Max la miró a los ojos. Estiró una mano y le acarició la mejilla. Fue un roce leve con la yema de los dedos. Eva sintió que se estremecía hasta la última célula de su cuerpo.

Primero fue una ráfaga cálida de cercanía, piel, fuerza, protección, calor, refugio, respiración, aire, electricidad, confianza…

Pero a esa ráfaga le sucedieron todos los abusos que había sufrido de su padre, encadenados y dolorosos, comprimidos en un solo instante, como un fogonazo inyectado en su mente.

El tacto de sus manos.

Max se puso en pie. La miró con aquellos ojos azules y profundos. La miraba como si quisiera decir algo más. Tal vez una despedida. «No dejes que se vaya».

Eva buscó la fuerza en su interior. Buscó a la Eva Luna de sonrisa abierta, la que era capaz de hacer sonreír a los demás cuando quería. Y siempre quería. Buscó a la Eva Luna de pelo rubio y sedoso, a la Eva Luna de mirada arrobadora.

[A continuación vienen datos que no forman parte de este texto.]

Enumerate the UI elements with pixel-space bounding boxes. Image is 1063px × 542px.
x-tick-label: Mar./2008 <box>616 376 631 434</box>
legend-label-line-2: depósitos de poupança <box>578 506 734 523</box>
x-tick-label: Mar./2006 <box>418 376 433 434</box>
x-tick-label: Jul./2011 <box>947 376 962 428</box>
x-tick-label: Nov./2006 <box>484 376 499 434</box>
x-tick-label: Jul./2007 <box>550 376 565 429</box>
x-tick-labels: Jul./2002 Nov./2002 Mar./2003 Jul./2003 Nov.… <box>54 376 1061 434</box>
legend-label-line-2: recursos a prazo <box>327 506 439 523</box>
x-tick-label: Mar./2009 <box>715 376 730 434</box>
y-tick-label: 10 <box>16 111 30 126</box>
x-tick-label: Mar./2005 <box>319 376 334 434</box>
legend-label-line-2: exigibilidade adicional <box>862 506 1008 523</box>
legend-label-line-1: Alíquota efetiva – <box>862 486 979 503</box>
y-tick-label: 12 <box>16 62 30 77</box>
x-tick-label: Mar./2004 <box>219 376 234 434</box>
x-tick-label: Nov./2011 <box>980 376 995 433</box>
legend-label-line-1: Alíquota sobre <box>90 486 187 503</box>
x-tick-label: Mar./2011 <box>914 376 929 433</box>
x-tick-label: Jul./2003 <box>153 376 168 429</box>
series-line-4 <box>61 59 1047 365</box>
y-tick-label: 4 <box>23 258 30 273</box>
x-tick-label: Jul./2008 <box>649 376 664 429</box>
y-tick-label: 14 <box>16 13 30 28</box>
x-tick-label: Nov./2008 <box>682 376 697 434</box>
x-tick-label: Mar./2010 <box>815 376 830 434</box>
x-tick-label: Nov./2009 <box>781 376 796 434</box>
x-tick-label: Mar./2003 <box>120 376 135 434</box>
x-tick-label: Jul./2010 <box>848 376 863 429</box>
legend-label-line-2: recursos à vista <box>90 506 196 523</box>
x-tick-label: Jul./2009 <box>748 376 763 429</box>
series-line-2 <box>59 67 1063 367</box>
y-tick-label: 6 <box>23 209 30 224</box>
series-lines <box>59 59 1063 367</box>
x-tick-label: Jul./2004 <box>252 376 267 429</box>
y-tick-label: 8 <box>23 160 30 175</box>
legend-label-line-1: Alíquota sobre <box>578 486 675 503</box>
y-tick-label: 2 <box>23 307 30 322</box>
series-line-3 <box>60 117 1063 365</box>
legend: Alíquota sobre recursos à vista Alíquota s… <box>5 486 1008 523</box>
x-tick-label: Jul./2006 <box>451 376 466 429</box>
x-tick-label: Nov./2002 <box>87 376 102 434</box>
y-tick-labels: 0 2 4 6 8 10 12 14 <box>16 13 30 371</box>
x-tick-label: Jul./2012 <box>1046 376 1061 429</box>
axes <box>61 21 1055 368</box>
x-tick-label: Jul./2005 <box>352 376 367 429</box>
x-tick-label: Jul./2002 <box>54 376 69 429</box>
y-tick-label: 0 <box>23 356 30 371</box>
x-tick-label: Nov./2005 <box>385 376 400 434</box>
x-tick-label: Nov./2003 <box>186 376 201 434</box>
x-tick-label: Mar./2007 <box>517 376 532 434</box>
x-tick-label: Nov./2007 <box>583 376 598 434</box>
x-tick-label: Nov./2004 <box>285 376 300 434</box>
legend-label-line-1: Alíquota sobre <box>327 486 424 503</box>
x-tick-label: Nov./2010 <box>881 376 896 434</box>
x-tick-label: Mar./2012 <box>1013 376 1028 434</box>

Estaba allí, en su interior, podía sentirla. No era un sueño.

«Eva Luna tiene los ojos verdes y una bonita sonrisa —se dijo a sí misma—. Sabe cómo despertar una sonrisa en los demás cuando quiere. Y siempre quiere». «No dejes que se vaya».

Comprendió que los ojos de Max no contenían una despedida. Aquellos ojos eran cristalinos, transparentes, querían impregnarse de cada detalle de Eva Luna.

En los ojos de Max vio todo lo que aquel hombre estaba dispuesto a hacer por ella.

Todo lo que aquel hombre haría por ella.

Max la tomó por los hombros protegiéndola del frío pero dejando pasar los rayos de sol, protegiéndola del mundo, no de su belleza. «No dejes que se vaya».